TH: No, no. We stayed out. I volunteered with the crew of... let's see, five, yeah, I call them town boys. There was three from Seattle and three from Portland and six from Wapato. These were the real farmers. I mean that's what they were, but I signed up with those kids. And I wasn't a crew chief or a head man there at first. You know, I was just another laborer. And we agreed to work for, by the hour rather than by piece work, you know, the amount that you picked or whatever. It was seventy-five cents an hour I remember, and that was over what they call, I think they had a, I don't think they froze the wage. That was considered good wages for farm labor. Anyway, we went out there. And one day he didn't want to pay us, so we pulled the first strike in camp, the Colorado FHA camp, and the government officials came to see me because I looked like the head man. Anyway, he asked me, he says, "You want to go back to camp?" I says, "You can send me wherever you want." You know, I was all done about everything, you know. I said, "This guy promised to pay us seventy-five cents an hour, and he won't pay us."

MP: And why wouldn't he pay you?

TH: Because he didn't want us out in the field. Lettuce price was so bad that it didn't pay for us to cut the lettuce. You can't blame him, but then there's other work he could have given us, you know.

MP: And that was in Caldwell, Idaho?

TH: Uh-huh.

MP: And were you in, somehow when you came out of the camp and you were working on the farm, were you restricted in any way? I mean, were you --

TH: No. We were allowed to go any place outside the western defense area. See, it was all marked on the map about where you can go. It was an imaginary defense line.

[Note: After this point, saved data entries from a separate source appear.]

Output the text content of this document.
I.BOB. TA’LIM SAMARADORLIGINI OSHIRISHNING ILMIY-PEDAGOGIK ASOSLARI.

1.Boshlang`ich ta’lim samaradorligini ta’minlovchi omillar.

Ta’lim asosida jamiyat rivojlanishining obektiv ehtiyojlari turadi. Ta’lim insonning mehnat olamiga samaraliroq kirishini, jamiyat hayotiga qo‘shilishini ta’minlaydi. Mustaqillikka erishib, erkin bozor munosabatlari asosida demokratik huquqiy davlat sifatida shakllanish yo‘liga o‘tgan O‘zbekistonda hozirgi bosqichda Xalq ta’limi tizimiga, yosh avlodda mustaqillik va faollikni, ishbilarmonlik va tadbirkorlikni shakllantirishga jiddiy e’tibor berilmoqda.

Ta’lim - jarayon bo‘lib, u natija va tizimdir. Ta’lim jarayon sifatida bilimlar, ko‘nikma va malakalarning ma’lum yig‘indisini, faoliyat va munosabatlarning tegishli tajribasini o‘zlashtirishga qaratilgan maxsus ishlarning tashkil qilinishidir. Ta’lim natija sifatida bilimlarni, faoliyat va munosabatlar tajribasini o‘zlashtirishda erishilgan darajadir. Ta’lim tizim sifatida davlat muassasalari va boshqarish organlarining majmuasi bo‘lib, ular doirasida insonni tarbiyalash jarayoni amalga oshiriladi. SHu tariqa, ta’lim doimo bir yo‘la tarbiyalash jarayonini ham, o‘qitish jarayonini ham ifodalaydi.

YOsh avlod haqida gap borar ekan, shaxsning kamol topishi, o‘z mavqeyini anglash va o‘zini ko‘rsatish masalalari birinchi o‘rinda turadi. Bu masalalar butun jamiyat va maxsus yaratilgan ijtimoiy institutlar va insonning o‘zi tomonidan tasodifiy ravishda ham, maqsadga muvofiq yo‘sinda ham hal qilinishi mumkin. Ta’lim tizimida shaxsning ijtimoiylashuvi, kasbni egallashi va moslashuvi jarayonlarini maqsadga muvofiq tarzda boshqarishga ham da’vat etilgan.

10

MP: What was that western defense line? Did it go down the coast?

TH: Yes. It was about a little over 100 miles inland. See, Hood River was 150 miles from here, no. It's only about 75 miles I think from here, 65 miles, Hood River.

MP: So was Minidoka inside the defense zone or not?

TH: No. Minidoka was in Idaho. It's by Twin Falls.

MP: Yeah. But it was not inside the defense zone, so --

TH: No. So we were able to move any place. We could go back to Chicago or go back, some people even went back to New York because there was no defense, I mean, you know. They didn't disallow us from going back to New York. A lot of people went back there as students in college.

MP: So you could get out of the camp if you were --

TH: Yeah, but you had to have an acceptance. In other words, if you wanted to go to school, I know a lot of kids went to Illinois and Minnesota and New York, and a lot of people went to Philadelphia, Quaker town. But they were very friendly to our people and very helpful in furthering your education. So a lot of students went out as students rather than going out to work. They weren't well-off, but they offered you a job at the same time, part time, so you could pay for your way.

MP: So were those students, did they have to get scholarships, or did they, how --

TH: They got scholarships, but they had to work to get, to feed themselves and find a place to live.

MP: But you couldn't just decide that you, during the evacuation, no, I'm going to go east. I'm going to go out of the zone. You had to, you couldn't just leave.

TH: You had to have an employer or a school acceptance, you know, or something, somebody that's going, reliable, be reliable for you.

MP: What happened to the hotel when you were in the camp in Minidoka?

TH: Well, there's a company called Common Wealth, and they agreed to run the hotel for us. There was a young fellow by the name of Holbrook, he had a father that was there that was president of the company, and young Holbrook was a good friend of mine. He was a little older than I, but we were friends, and he agreed to look after that hotel. And every month, he sent a check to us.